MGM created the ad-hoc committee, made up of three independent board members with real estate backgrounds, to address two key issues: How to deal with the company’s massive debt – nearly $15 billion at the end of June – and how to boost its sagging stock price.
“We have a lot of options in front of us, and it’s clear our real estate is mis-valued in the marketplace,” Murren said in July.
MGM’s traditional real estate partner has been MGM Growth Properties, a real estate investment trust that owns the land and buildings of 15 casinos and developments leased back to and operated by MGM Resorts.
On the Strip, MGM Growth owns six casinos and The Park entertainment and dining district. MGM Grand and Bellagio are the most notable properties not part of the REIT. Neither is Circus Circus, which sits on 25 acres adjacent to a further 70 acres which include a festival grounds and recreational vehicle park.
“The problem with Circus is who will buy all 100 acres,” said one observer.
The property needs millions of dollars in renovations.
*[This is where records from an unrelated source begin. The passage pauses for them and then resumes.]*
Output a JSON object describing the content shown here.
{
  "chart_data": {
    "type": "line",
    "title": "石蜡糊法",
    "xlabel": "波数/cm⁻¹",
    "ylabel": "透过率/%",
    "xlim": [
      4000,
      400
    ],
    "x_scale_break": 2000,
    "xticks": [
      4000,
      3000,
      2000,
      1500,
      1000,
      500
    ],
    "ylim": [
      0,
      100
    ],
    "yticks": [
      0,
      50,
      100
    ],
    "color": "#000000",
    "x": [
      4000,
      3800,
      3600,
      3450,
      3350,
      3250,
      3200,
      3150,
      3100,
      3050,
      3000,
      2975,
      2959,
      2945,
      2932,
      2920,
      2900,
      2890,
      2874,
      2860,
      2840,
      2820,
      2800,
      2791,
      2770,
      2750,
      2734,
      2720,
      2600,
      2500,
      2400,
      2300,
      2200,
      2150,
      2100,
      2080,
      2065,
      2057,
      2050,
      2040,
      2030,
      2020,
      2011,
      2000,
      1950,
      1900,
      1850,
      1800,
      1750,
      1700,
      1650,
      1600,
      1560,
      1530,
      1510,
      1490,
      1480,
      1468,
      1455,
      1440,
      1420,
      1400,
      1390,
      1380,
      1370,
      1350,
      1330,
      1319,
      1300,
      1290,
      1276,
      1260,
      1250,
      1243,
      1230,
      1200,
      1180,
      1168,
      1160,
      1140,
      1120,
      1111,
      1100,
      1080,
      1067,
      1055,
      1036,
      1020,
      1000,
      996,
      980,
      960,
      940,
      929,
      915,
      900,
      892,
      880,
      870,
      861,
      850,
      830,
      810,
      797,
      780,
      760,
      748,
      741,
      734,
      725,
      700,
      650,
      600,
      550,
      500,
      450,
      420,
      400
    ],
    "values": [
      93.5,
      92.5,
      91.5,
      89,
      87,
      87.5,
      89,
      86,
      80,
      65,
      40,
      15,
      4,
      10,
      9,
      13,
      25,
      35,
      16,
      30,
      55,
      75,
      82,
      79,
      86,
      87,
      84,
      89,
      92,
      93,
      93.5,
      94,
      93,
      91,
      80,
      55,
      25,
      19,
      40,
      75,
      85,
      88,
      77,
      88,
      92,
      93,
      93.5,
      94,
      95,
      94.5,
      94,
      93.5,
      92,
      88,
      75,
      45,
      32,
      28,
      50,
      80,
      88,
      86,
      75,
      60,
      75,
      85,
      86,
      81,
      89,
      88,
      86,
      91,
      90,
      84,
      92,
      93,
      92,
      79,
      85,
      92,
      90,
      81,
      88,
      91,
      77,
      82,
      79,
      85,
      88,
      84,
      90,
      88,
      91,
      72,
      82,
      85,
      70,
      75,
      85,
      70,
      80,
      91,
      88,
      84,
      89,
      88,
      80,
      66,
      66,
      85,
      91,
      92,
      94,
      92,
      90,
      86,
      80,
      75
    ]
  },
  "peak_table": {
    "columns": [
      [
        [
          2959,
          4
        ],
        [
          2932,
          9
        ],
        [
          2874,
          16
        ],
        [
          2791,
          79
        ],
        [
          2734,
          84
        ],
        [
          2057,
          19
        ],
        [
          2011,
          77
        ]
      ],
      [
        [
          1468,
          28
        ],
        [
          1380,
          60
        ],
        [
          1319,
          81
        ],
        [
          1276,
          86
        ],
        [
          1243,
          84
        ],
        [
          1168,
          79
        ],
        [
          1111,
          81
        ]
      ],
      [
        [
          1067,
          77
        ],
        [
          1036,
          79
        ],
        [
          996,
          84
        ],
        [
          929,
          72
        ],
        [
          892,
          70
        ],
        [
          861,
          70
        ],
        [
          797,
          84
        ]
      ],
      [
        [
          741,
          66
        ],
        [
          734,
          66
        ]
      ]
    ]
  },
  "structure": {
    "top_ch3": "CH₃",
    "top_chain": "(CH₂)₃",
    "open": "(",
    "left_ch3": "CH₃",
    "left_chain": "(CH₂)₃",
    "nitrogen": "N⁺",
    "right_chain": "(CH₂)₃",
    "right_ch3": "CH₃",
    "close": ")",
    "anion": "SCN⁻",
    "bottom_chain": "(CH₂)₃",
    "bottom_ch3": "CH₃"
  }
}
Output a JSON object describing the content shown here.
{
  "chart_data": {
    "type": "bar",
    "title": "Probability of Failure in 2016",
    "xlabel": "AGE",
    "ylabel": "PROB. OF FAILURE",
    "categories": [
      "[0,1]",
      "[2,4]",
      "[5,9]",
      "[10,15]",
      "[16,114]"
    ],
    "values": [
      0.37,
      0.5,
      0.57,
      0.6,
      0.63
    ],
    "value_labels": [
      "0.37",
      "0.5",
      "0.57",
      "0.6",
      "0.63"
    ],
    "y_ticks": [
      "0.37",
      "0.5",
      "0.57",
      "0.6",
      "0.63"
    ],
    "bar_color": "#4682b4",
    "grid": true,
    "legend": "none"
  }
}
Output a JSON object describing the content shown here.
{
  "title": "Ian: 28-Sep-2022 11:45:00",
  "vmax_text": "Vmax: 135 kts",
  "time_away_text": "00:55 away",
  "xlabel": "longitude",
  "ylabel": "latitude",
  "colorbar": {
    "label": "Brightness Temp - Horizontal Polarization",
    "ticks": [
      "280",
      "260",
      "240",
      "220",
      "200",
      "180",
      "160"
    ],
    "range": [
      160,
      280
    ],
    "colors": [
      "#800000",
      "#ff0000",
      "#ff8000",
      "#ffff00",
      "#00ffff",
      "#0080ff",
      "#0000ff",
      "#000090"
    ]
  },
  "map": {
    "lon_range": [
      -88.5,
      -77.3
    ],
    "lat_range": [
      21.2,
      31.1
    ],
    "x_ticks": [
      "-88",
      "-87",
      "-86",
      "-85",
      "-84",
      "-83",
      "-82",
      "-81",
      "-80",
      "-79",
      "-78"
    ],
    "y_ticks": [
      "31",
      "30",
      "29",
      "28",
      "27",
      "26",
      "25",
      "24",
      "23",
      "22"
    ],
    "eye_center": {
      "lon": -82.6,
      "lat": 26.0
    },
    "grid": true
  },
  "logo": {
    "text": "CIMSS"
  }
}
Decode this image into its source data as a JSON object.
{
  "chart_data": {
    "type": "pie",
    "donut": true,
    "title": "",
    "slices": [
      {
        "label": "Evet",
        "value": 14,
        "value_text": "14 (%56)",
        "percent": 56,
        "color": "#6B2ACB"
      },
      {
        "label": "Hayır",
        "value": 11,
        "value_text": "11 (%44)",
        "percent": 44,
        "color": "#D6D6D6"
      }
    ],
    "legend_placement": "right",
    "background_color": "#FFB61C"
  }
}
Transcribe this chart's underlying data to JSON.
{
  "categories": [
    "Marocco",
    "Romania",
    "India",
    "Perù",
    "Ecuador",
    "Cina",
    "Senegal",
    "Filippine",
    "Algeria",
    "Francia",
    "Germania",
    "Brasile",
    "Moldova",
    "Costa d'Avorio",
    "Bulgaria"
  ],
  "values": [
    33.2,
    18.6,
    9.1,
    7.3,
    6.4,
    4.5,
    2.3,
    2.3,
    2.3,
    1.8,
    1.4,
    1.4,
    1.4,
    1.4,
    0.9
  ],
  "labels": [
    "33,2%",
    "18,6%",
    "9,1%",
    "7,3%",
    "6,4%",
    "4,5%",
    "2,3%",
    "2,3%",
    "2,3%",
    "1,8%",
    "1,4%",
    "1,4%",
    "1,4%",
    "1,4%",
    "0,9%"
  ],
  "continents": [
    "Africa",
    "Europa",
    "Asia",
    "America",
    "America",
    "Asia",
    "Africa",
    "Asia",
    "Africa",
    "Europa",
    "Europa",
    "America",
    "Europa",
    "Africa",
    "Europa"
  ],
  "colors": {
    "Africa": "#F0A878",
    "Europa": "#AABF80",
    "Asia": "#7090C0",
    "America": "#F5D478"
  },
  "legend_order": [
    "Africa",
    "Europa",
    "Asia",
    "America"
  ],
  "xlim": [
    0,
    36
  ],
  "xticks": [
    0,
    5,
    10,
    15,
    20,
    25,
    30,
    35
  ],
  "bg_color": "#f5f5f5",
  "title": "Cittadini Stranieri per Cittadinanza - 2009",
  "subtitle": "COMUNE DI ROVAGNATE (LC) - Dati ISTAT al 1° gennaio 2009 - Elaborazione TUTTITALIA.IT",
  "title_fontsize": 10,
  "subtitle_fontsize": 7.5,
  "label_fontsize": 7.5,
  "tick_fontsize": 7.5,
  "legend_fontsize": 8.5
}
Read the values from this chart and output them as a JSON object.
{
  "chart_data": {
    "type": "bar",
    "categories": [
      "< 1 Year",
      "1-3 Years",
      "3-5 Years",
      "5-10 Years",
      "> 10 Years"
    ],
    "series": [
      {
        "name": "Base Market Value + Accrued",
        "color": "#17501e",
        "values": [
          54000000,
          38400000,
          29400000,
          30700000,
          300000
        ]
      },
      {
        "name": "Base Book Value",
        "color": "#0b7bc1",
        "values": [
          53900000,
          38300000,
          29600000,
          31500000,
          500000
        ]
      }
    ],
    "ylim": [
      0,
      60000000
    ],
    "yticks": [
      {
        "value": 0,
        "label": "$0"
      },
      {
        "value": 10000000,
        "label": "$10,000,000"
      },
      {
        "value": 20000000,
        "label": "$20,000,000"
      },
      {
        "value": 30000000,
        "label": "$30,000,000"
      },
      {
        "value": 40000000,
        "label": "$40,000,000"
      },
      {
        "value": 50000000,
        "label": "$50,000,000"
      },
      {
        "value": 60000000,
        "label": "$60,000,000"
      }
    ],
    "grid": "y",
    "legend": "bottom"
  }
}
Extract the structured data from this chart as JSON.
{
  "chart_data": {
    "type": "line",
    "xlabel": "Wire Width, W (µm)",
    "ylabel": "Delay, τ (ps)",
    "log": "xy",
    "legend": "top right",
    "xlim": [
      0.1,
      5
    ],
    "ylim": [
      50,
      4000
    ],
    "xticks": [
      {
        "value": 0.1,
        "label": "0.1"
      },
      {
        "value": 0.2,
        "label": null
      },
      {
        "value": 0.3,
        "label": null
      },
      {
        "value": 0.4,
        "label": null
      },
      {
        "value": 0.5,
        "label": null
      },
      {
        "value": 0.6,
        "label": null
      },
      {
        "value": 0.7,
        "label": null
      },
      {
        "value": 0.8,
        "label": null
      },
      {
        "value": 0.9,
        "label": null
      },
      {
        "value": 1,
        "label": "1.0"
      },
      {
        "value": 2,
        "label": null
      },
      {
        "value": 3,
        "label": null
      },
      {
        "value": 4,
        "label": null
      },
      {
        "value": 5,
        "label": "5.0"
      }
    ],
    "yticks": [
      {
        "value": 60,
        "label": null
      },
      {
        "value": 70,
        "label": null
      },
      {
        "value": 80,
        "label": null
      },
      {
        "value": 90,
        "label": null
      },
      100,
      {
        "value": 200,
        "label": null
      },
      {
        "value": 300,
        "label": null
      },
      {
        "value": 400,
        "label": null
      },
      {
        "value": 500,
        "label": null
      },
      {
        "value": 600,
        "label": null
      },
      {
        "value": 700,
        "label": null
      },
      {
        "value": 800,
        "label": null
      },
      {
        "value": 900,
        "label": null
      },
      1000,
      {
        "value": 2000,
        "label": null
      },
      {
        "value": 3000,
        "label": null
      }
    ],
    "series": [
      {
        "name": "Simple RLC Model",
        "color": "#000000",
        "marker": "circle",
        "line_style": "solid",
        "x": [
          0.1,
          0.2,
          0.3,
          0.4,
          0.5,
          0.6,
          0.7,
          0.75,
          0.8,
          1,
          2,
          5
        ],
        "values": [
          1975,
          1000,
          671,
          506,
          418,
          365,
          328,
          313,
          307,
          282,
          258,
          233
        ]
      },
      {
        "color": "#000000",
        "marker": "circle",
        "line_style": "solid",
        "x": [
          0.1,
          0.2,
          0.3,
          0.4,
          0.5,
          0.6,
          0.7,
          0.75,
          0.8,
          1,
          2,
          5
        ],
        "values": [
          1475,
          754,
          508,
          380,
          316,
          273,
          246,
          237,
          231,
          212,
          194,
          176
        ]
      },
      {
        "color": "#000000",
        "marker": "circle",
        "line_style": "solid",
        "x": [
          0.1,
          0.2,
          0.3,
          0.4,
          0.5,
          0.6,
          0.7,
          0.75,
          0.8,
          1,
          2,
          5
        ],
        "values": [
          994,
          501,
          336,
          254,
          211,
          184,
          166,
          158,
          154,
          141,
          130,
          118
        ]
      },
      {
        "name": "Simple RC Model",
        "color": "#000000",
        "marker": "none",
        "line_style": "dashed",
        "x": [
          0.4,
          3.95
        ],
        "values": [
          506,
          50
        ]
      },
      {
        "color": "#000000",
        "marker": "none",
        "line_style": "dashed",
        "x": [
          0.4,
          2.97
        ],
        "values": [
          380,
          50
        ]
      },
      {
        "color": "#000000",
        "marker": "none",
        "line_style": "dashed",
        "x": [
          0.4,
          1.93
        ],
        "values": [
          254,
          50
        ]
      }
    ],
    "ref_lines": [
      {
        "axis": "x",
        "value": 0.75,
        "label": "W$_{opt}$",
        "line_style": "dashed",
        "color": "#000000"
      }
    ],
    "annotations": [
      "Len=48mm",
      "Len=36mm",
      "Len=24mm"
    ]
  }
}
However, the location will benefit from its new neighbors: the $935 million expansion of the Las Vegas Convention Center opens in 2021, the $4 billion Resorts World Las Vegas is scheduled to open in December 2020, and the transformation of SLS Las Vegas back to the Sahara will be complete this year.
Investors like the idea of Blackstone coming into the picture as a new Strip real estate partner. The New York-based private equity firm said last week it had raised $20.5 billion for its ninth real estate fund, topping the $15.8 billion it raised previously.
The company owns the Cosmopolitan of Las Vegas, which it put on the market in April. Speculators said it could be worth $4 billion if it were acquired by a hotel company with a large database. Blackstone acquired the Cosmopolitan in 2014 for $1.7 billion and spent another $500 million toward finishing and renovating the property.
Blackstone also owns Spain’s Cirsa Gaming Corp., which it acquired last year for $1.8 billion.
“If the press report proves true, there is a positive impact on all real estate-owning gaming companies, as it adds an important new entrant to (operator/property owner) arena,” Katz said. “Overall, we expect the conclusions from the special real estate committee to drive value upside in the shares.”